I was bouncing around the internet this evening and I came across a blog post discussing the problems with their child’s school. It reminded me of the trouble we had a couple years ago with Beth. (It’s two years later Beth still talks about that teacher every now and again.)
The purpose of this entry is to share with you (yet again) how proud I am of my daughter, and how grateful I am for the wonderful teachers and staff at her new(ish) school. This year and last haven’t been perfect, but they never will be, so we shouldn’t expect it. I still think the amount of homework they give is a bit ridiculous (though I’m careful not to share this with Beth). I still think kids can be awfully cruel. A kid that’s a little different is like blood in the water, with a couple nearby sharks carrying around nothing but empty stomachs. But the results are undeniable. Beth’s latest progress report with all ‘A’s came home on Friday and I’m a proud papa.
She’s been working me hard this week though. It started out with her declaration that she couldn’t be a good Lutheran because she believed in science, not Genesis; and led to a light discussion about allegories, and the possible purpose of some of the early books of the Bible.
We weren’t done there though. Yesterday morning (when I was still struggling to wake up) she wanted to know why there was a war in Iraq, and if I thought there was still a possibility we’d attack Iran. I’d forgotten that Iraq has been in the news for most of her life (or more than half anyway).

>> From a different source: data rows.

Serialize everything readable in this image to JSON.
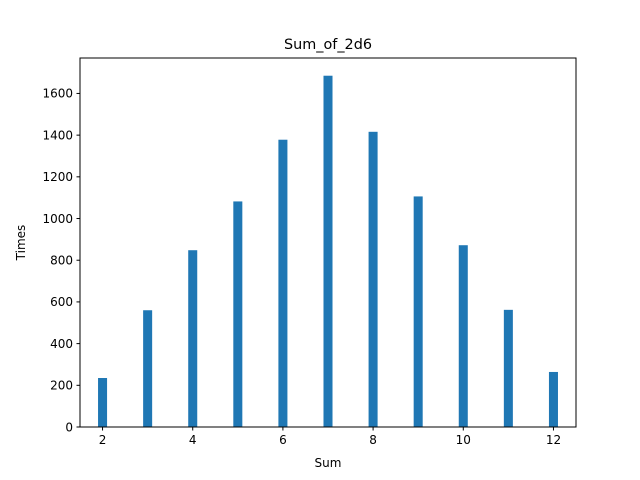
{
  "chart_data": {
    "type": "bar",
    "title": "Sum_of_2d6",
    "xlabel": "Sum",
    "ylabel": "Times",
    "x": [
      2,
      3,
      4,
      5,
      6,
      7,
      8,
      9,
      10,
      11,
      12
    ],
    "values": [
      235,
      560,
      848,
      1082,
      1378,
      1685,
      1416,
      1106,
      872,
      562,
      264
    ],
    "xlim": [
      1.5,
      12.5
    ],
    "ylim": [
      0,
      1770
    ],
    "xticks": [
      2,
      4,
      6,
      8,
      10,
      12
    ],
    "yticks": [
      0,
      200,
      400,
      600,
      800,
      1000,
      1200,
      1400,
      1600
    ],
    "bar_color": "#1f77b4",
    "grid": false,
    "legend": false
  }
}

Beth is a curious kid, but her questions are usually a little easier to answer… like trying to explain what ‘red shift’ is (which she saw referenced in one of her astronomy books), or what the difference between ‘fission’ and ‘fusion’ is – and why one tends to produce radioactive waste, while the other doesn’t. That’s an awful lot to explain for a guy that studied the social sciences in school (with thoughts of going into counseling of some kind). It’s a good thing growing up with my dad gave me the equivalent of a minor in physics.
By the way, I’m a lousy theologian. Faith doesn’t come easy to me, and I’m afraid the only thing I can teach her is that it’s something she’s ultimately going to have to decide for herself. I hope ten isn’t too early to learn that lesson.